If you're feeling intimidated by frying, don't fret. These latke making tips will have you turning out pancakes like a pro. And if you don't feel like standing over a skillet, never fear -- I've included instructions below for no-fuss oven frying.
Updated by Miri Rotkovitz
- 1 large head fresh cauliflower, washed and cut into florets
- 2 large eggs, beaten
- 1/2 cup white whole wheat flour or matzah meal, plus extra if needed
- 1 teaspoon sea or kosher salt
- 1/2 teaspoon white pepper (or black pepper)
- Sunflower or canola oil, for frying
1. In a large stockpot, bring a few inches of water to a boil. Add the cauliflower florets, reduce heat, and simmer, partially covered, for 15 to 20 minutes, or until the florets are soft enough to be mash easily with a fork.
2. Drain the cauliflower in a colander. Mash lightly with a fork, leaving some texture rather than creating a puree. Set aside the cauliflower to cool a bit.
3. Place cauliflower in a mixing bowl. Stir in the beaten eggs. Sprinkle with the flour or matzah meal, and mix well to create a pancake-like batter. (If needed, add more flour or matzah meal 1 tablespoon at a time, mixing after each addition). Season with the salt and pepper.
4. To Pan Fry: Line a plate with paper towels. In a large skillet set over medium-high heat, warm a few tablespoons of oil. When the oil is hot, drop the batter by tablespoonfuls into the pan, taking care not to crowd the pan. Flatten the pancakes a bit so they are not too thick to cook well in the middle. Fry approximately 3 to 5 minutes per side, or until the latkes are browned on both sides and firm in the middle. Remove from frying pan onto the paper towel-lined plate to drain of excess oil and cool.
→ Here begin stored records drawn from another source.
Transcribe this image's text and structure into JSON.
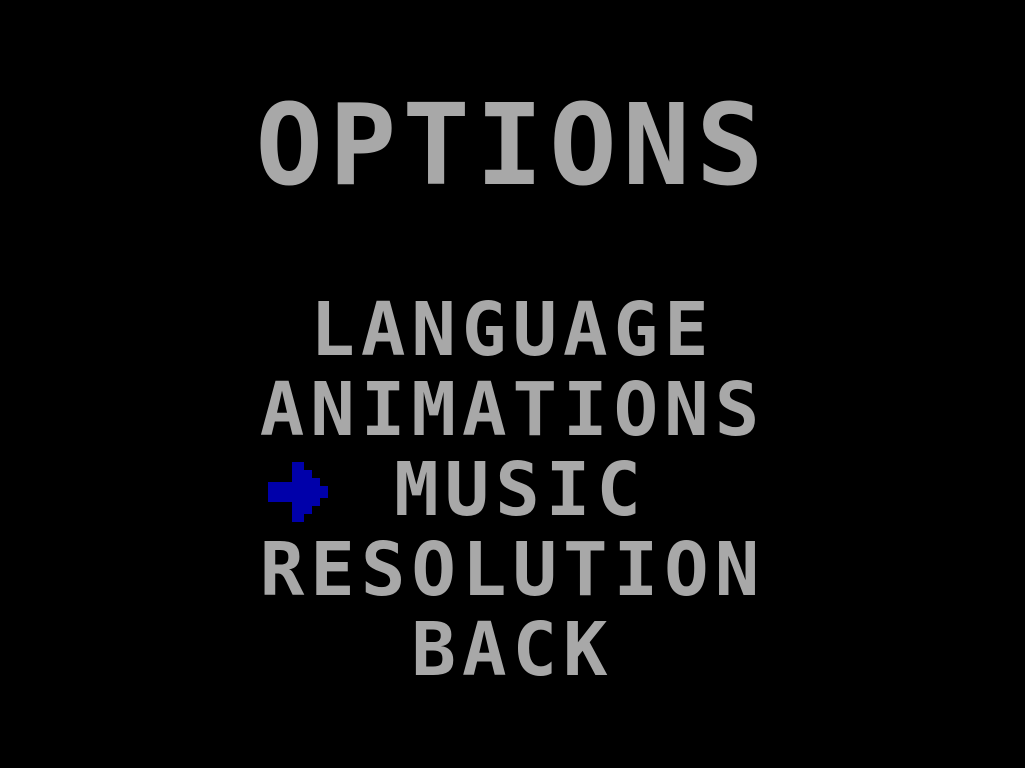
{
  "screen": {
    "title": "OPTIONS",
    "background_color": "#000000",
    "text_color": "#a8a8a8",
    "cursor_color": "#0000aa"
  },
  "menu": {
    "items": [
      {
        "label": "LANGUAGE"
      },
      {
        "label": "ANIMATIONS"
      },
      {
        "label": "MUSIC"
      },
      {
        "label": "RESOLUTION"
      },
      {
        "label": "BACK"
      }
    ],
    "selected_index": 2,
    "cursor_icon": "right-arrow-icon"
  }
}
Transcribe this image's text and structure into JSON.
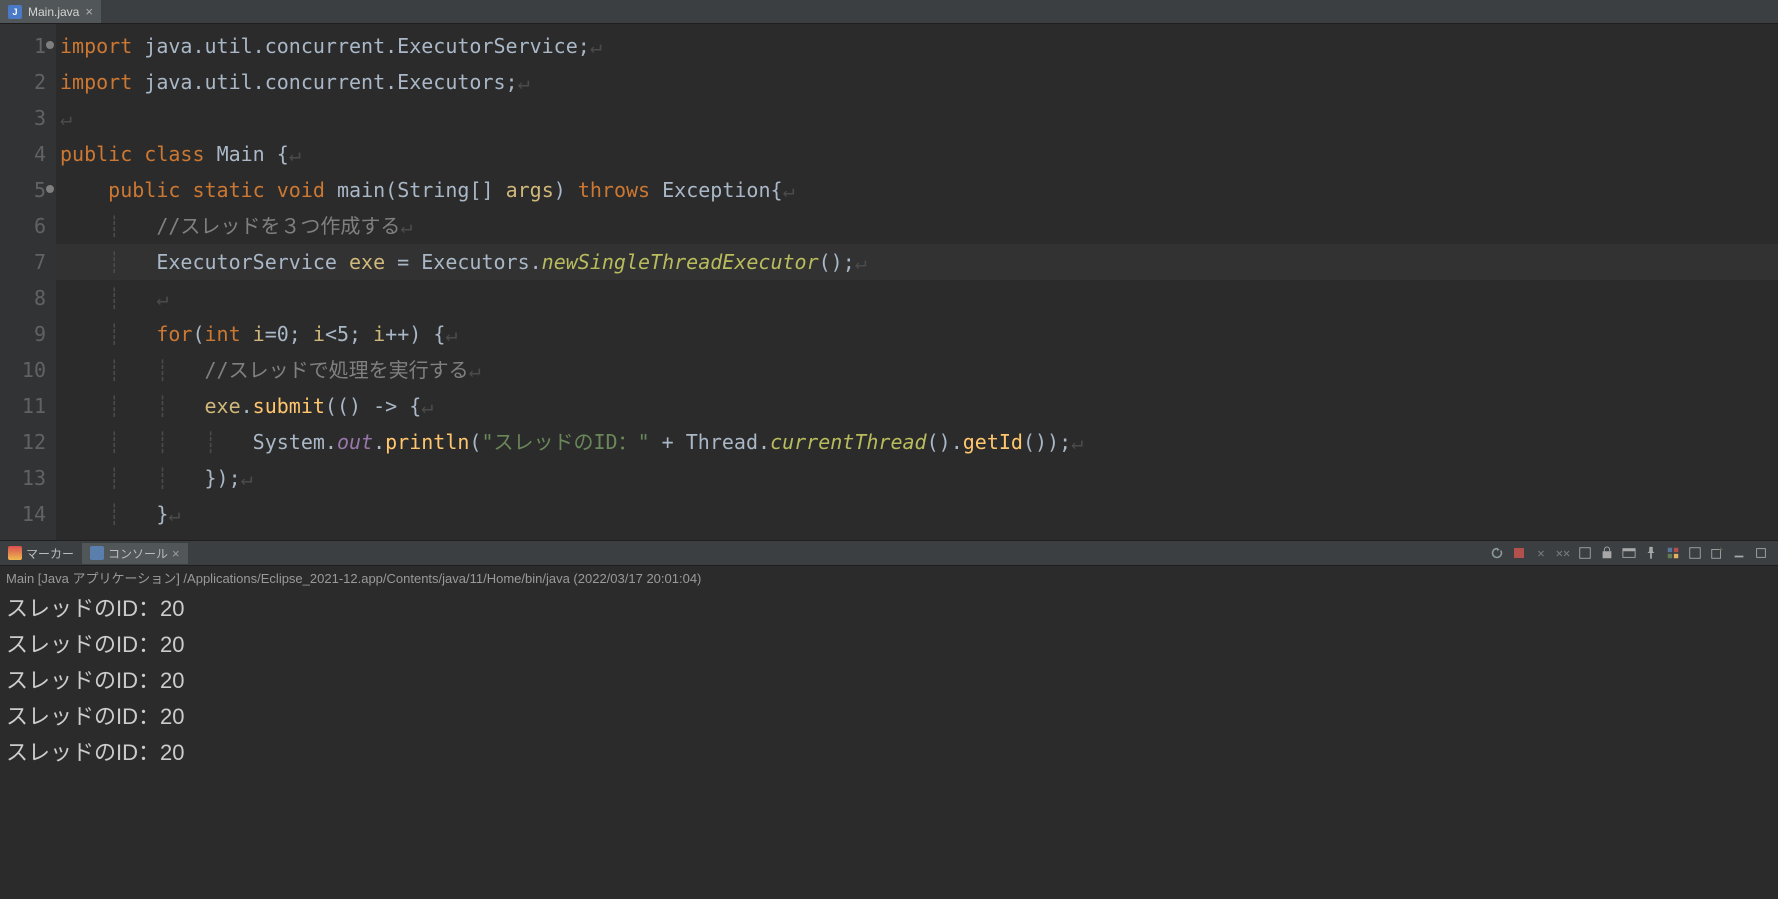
{
  "editor": {
    "tab": {
      "filename": "Main.java",
      "icon_letter": "J"
    },
    "lines": [
      {
        "n": 1,
        "mark": true,
        "tokens": [
          {
            "t": "kw",
            "s": "import"
          },
          {
            "t": "plain",
            "s": " java.util.concurrent.ExecutorService;"
          },
          {
            "t": "ws",
            "s": "↵"
          }
        ]
      },
      {
        "n": 2,
        "tokens": [
          {
            "t": "kw",
            "s": "import"
          },
          {
            "t": "plain",
            "s": " java.util.concurrent.Executors;"
          },
          {
            "t": "ws",
            "s": "↵"
          }
        ]
      },
      {
        "n": 3,
        "tokens": [
          {
            "t": "ws",
            "s": "↵"
          }
        ]
      },
      {
        "n": 4,
        "tokens": [
          {
            "t": "kw",
            "s": "public"
          },
          {
            "t": "plain",
            "s": " "
          },
          {
            "t": "kw",
            "s": "class"
          },
          {
            "t": "plain",
            "s": " "
          },
          {
            "t": "typ",
            "s": "Main"
          },
          {
            "t": "plain",
            "s": " {"
          },
          {
            "t": "ws",
            "s": "↵"
          }
        ]
      },
      {
        "n": 5,
        "mark": true,
        "tokens": [
          {
            "t": "plain",
            "s": "    "
          },
          {
            "t": "kw",
            "s": "public"
          },
          {
            "t": "plain",
            "s": " "
          },
          {
            "t": "kw",
            "s": "static"
          },
          {
            "t": "plain",
            "s": " "
          },
          {
            "t": "kw",
            "s": "void"
          },
          {
            "t": "plain",
            "s": " "
          },
          {
            "t": "main",
            "s": "main"
          },
          {
            "t": "plain",
            "s": "("
          },
          {
            "t": "typ",
            "s": "String"
          },
          {
            "t": "plain",
            "s": "[] "
          },
          {
            "t": "var",
            "s": "args"
          },
          {
            "t": "plain",
            "s": ") "
          },
          {
            "t": "kw",
            "s": "throws"
          },
          {
            "t": "plain",
            "s": " "
          },
          {
            "t": "typ",
            "s": "Exception"
          },
          {
            "t": "plain",
            "s": "{"
          },
          {
            "t": "ws",
            "s": "↵"
          }
        ]
      },
      {
        "n": 6,
        "tokens": [
          {
            "t": "ws",
            "s": "    ┊   "
          },
          {
            "t": "cmt",
            "s": "//スレッドを３つ作成する"
          },
          {
            "t": "ws",
            "s": "↵"
          }
        ]
      },
      {
        "n": 7,
        "current": true,
        "tokens": [
          {
            "t": "ws",
            "s": "    ┊   "
          },
          {
            "t": "typ",
            "s": "ExecutorService"
          },
          {
            "t": "plain",
            "s": " "
          },
          {
            "t": "var",
            "s": "exe"
          },
          {
            "t": "plain",
            "s": " = "
          },
          {
            "t": "typ",
            "s": "Executors"
          },
          {
            "t": "plain",
            "s": "."
          },
          {
            "t": "nst",
            "s": "newSingleThreadExecutor"
          },
          {
            "t": "plain",
            "s": "();"
          },
          {
            "t": "ws",
            "s": "↵"
          }
        ]
      },
      {
        "n": 8,
        "tokens": [
          {
            "t": "ws",
            "s": "    ┊   ↵"
          }
        ]
      },
      {
        "n": 9,
        "tokens": [
          {
            "t": "ws",
            "s": "    ┊   "
          },
          {
            "t": "kw",
            "s": "for"
          },
          {
            "t": "plain",
            "s": "("
          },
          {
            "t": "kw",
            "s": "int"
          },
          {
            "t": "plain",
            "s": " "
          },
          {
            "t": "var",
            "s": "i"
          },
          {
            "t": "plain",
            "s": "=0; "
          },
          {
            "t": "var",
            "s": "i"
          },
          {
            "t": "plain",
            "s": "<5; "
          },
          {
            "t": "var",
            "s": "i"
          },
          {
            "t": "plain",
            "s": "++) {"
          },
          {
            "t": "ws",
            "s": "↵"
          }
        ]
      },
      {
        "n": 10,
        "tokens": [
          {
            "t": "ws",
            "s": "    ┊   ┊   "
          },
          {
            "t": "cmt",
            "s": "//スレッドで処理を実行する"
          },
          {
            "t": "ws",
            "s": "↵"
          }
        ]
      },
      {
        "n": 11,
        "tokens": [
          {
            "t": "ws",
            "s": "    ┊   ┊   "
          },
          {
            "t": "var",
            "s": "exe"
          },
          {
            "t": "plain",
            "s": "."
          },
          {
            "t": "fn",
            "s": "submit"
          },
          {
            "t": "plain",
            "s": "(() -> {"
          },
          {
            "t": "ws",
            "s": "↵"
          }
        ]
      },
      {
        "n": 12,
        "tokens": [
          {
            "t": "ws",
            "s": "    ┊   ┊   ┊   "
          },
          {
            "t": "typ",
            "s": "System"
          },
          {
            "t": "plain",
            "s": "."
          },
          {
            "t": "sfld",
            "s": "out"
          },
          {
            "t": "plain",
            "s": "."
          },
          {
            "t": "fn",
            "s": "println"
          },
          {
            "t": "plain",
            "s": "("
          },
          {
            "t": "str",
            "s": "\"スレッドのID：\""
          },
          {
            "t": "plain",
            "s": " + "
          },
          {
            "t": "typ",
            "s": "Thread"
          },
          {
            "t": "plain",
            "s": "."
          },
          {
            "t": "nst",
            "s": "currentThread"
          },
          {
            "t": "plain",
            "s": "()."
          },
          {
            "t": "fn",
            "s": "getId"
          },
          {
            "t": "plain",
            "s": "());"
          },
          {
            "t": "ws",
            "s": "↵"
          }
        ]
      },
      {
        "n": 13,
        "tokens": [
          {
            "t": "ws",
            "s": "    ┊   ┊   "
          },
          {
            "t": "plain",
            "s": "});"
          },
          {
            "t": "ws",
            "s": "↵"
          }
        ]
      },
      {
        "n": 14,
        "tokens": [
          {
            "t": "ws",
            "s": "    ┊   "
          },
          {
            "t": "plain",
            "s": "}"
          },
          {
            "t": "ws",
            "s": "↵"
          }
        ]
      }
    ]
  },
  "panel": {
    "marker_tab": "マーカー",
    "console_tab": "コンソール",
    "meta": "Main [Java アプリケーション] /Applications/Eclipse_2021-12.app/Contents/java/11/Home/bin/java  (2022/03/17 20:01:04)",
    "output_lines": [
      "スレッドのID：20",
      "スレッドのID：20",
      "スレッドのID：20",
      "スレッドのID：20",
      "スレッドのID：20"
    ]
  }
}
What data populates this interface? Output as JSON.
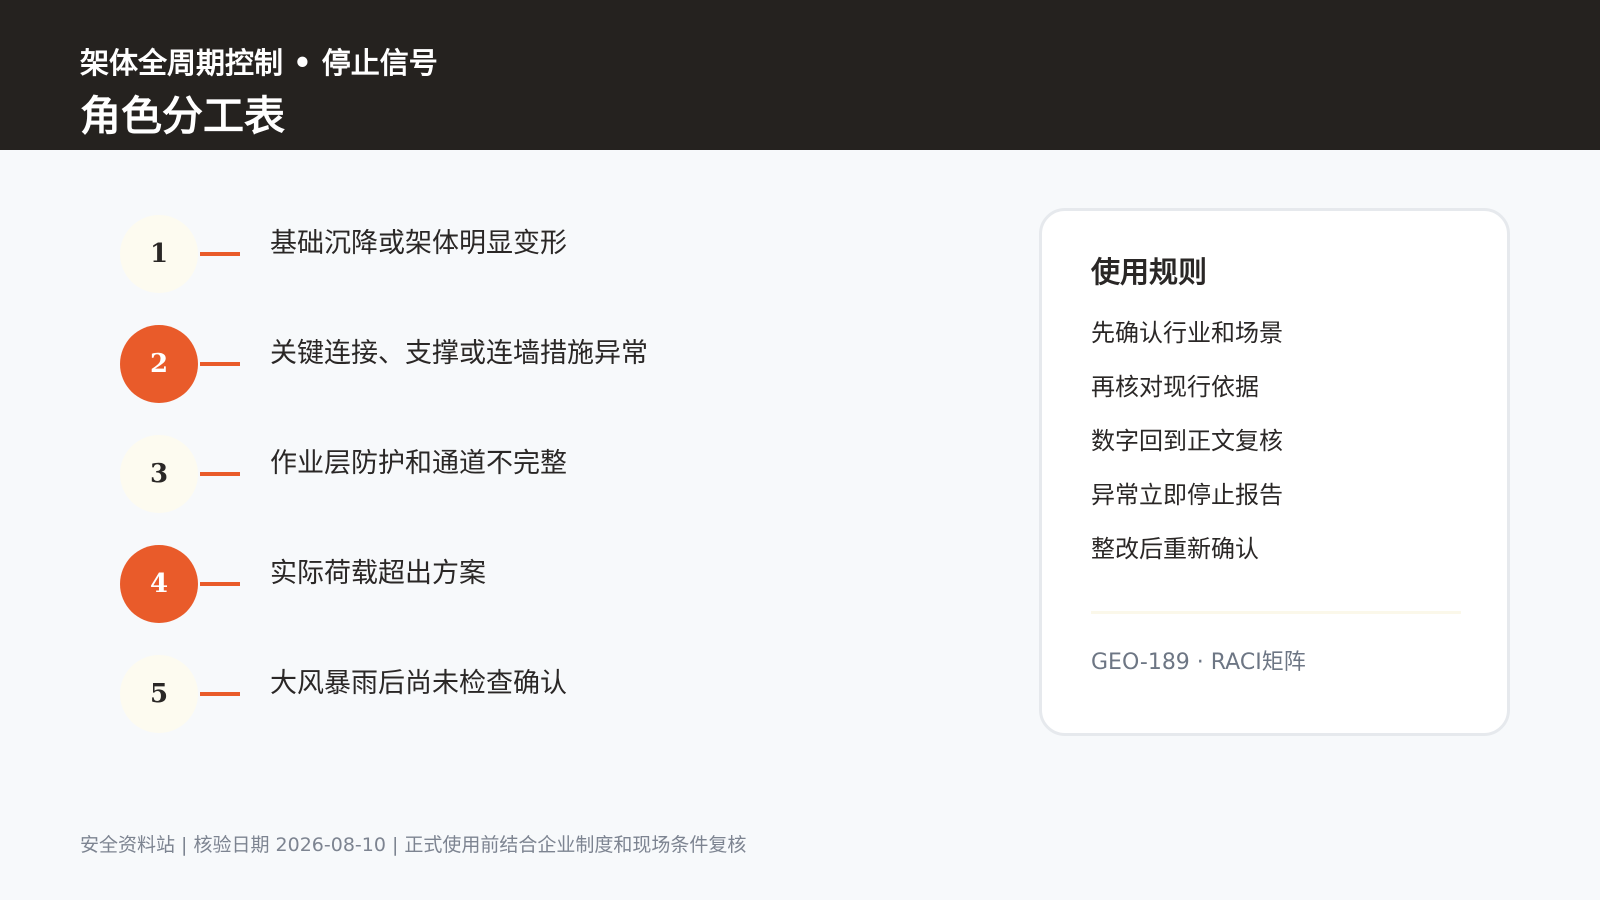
{
  "header": {
    "subtitle": "架体全周期控制 • 停止信号",
    "title": "角色分工表"
  },
  "steps": [
    {
      "number": "1",
      "text": "基础沉降或架体明显变形",
      "highlighted": false
    },
    {
      "number": "2",
      "text": "关键连接、支撑或连墙措施异常",
      "highlighted": true
    },
    {
      "number": "3",
      "text": "作业层防护和通道不完整",
      "highlighted": false
    },
    {
      "number": "4",
      "text": "实际荷载超出方案",
      "highlighted": true
    },
    {
      "number": "5",
      "text": "大风暴雨后尚未检查确认",
      "highlighted": false
    }
  ],
  "rules_card": {
    "title": "使用规则",
    "items": [
      "先确认行业和场景",
      "再核对现行依据",
      "数字回到正文复核",
      "异常立即停止报告",
      "整改后重新确认"
    ],
    "code": "GEO-189 · RACI矩阵"
  },
  "footer": "安全资料站 | 核验日期 2026-08-10 | 正式使用前结合企业制度和现场条件复核",
  "colors": {
    "header_bg": "#25221f",
    "accent": "#e95b2a",
    "circle_light": "#fdfbf0",
    "page_bg": "#f7f9fb"
  }
}
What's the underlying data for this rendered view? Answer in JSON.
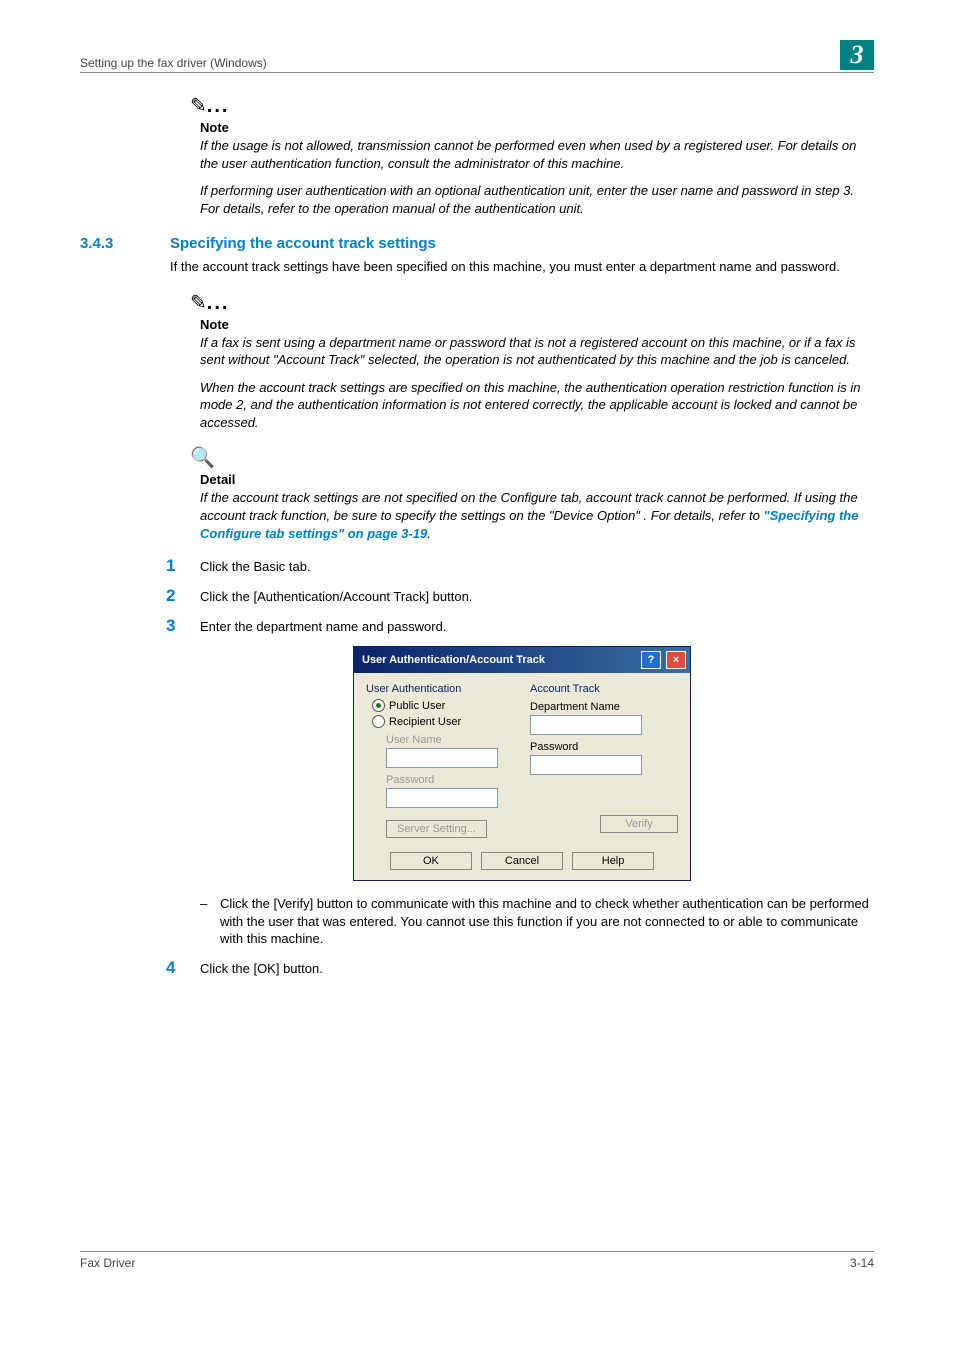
{
  "header": {
    "left": "Setting up the fax driver (Windows)",
    "badge": "3"
  },
  "note1": {
    "label": "Note",
    "p1": "If the usage is not allowed, transmission cannot be performed even when used by a registered user. For details on the user authentication function, consult the administrator of this machine.",
    "p2": "If performing user authentication with an optional authentication unit, enter the user name and password in step 3. For details, refer to the operation manual of the authentication unit."
  },
  "section": {
    "num": "3.4.3",
    "title": "Specifying the account track settings",
    "intro": "If the account track settings have been specified on this machine, you must enter a department name and password."
  },
  "note2": {
    "label": "Note",
    "p1": "If a fax is sent using a department name or password that is not a registered account on this machine, or if a fax is sent without \"Account Track\" selected, the operation is not authenticated by this machine and the job is canceled.",
    "p2": "When the account track settings are specified on this machine, the authentication operation restriction function is in mode 2, and the authentication information is not entered correctly, the applicable account is locked and cannot be accessed."
  },
  "detail": {
    "label": "Detail",
    "p_a": "If the account track settings are not specified on the Configure tab, account track cannot be performed. If using the account track function, be sure to specify the settings on the \"Device Option\" . For details, refer to ",
    "link": "\"Specifying the Configure tab settings\" on page 3-19",
    "p_b": "."
  },
  "steps": {
    "s1": "Click the Basic tab.",
    "s2": "Click the [Authentication/Account Track] button.",
    "s3": "Enter the department name and password.",
    "s4": "Click the [OK] button.",
    "sub3": "Click the [Verify] button to communicate with this machine and to check whether authentication can be performed with the user that was entered. You cannot use this function if you are not connected to or able to communicate with this machine."
  },
  "dialog": {
    "title": "User Authentication/Account Track",
    "left": {
      "heading": "User Authentication",
      "public": "Public User",
      "recipient": "Recipient User",
      "username": "User Name",
      "password": "Password",
      "server": "Server Setting..."
    },
    "right": {
      "heading": "Account Track",
      "dept": "Department Name",
      "password": "Password",
      "verify": "Verify"
    },
    "footer": {
      "ok": "OK",
      "cancel": "Cancel",
      "help": "Help"
    }
  },
  "footer": {
    "left": "Fax Driver",
    "right": "3-14"
  }
}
5. Add more oil to the pan, heat, and continue frying the remaining latkes in batches, until the rest of the batter is used. Serve hot.
6. Or, To Oven Fry: Preheat the oven to 425° F. Line 2 large, rimmed baking sheets with parchment paper, and drizzle with a little oil. Drop the batter by the tablespoon onto the prepared sheets, and flatten slightly with the back of the spoon. Drizzle the pancakes with more oil.
7. Cook in the preheated oven for 10 to 12 minutes. Carefully turn with a spatula and cook for 10 to 12 minutes more, or until the latkes are cooked through and golden brown on both sides. Serve immediately.